Pagination support

(Continuing the discussion from Import/export of embeddings: )

Bulk export
For a bulk export endpoint, pagination is important to consider. There are various approaches to pagination.

  • Limit/offset params. Consistent response ordering is important here, so either the server needs to guarantee order or else the client needs to be able to specify an ORDER BY field.

  • Some sort of cursor-based API. This is less desirable in my opinion, especially if it requires using additional server resources to maintain cursor state for a client that may never come back and get the next set of results. If so, I’d at least want the cursor pagination to be “opt-in” so that I don’t have to deal with the extra overhead unless I know I am going to be paging.

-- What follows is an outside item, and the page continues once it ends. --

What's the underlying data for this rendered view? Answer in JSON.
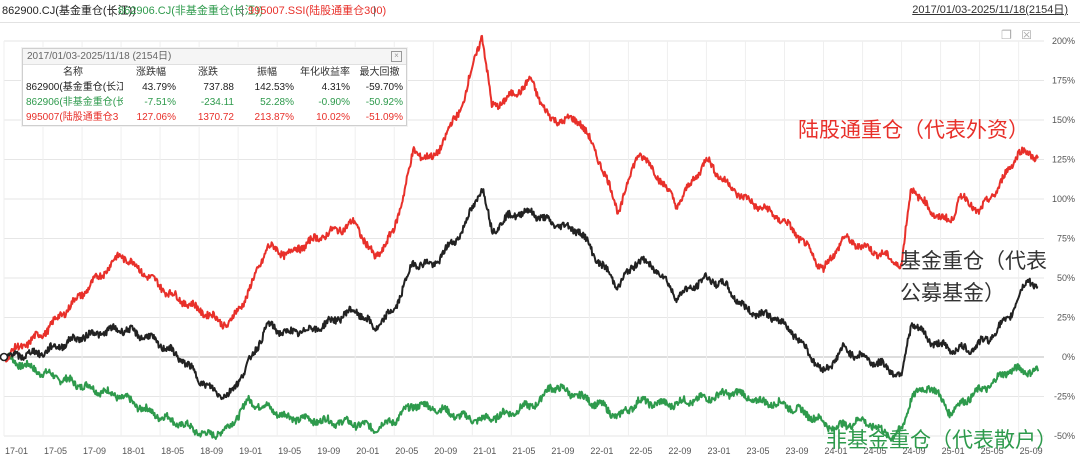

  • One issue is how to support clients in retrieving all data from an index that is being actively written to, and thus retrieving “all data” is a moving target.
    Workarounds currently being used to get around the lack of export APIs kind of address this, because they write a unique ID to the metadata that acts as a marker/e-tag indicating a given vector has been “seen” (ref: Returning list of IDs - #20 by sangbuinhu).

Semantic search
For semantic query, does pagination make sense? Maybe, but I think it’s less critical unless you frequently see folks running into issues with large top_k values resulting in huge responses and hitting HTTP timeouts, etc.

If so, I imagine it would be somewhat similar to the cursor-based approach, where you probably only want to run the semantic search one time but allow clients to get the search results a page at a time. So maybe you’re returning back a query ID that clients use to retrieve the search results for a given query, along with limit/offset params.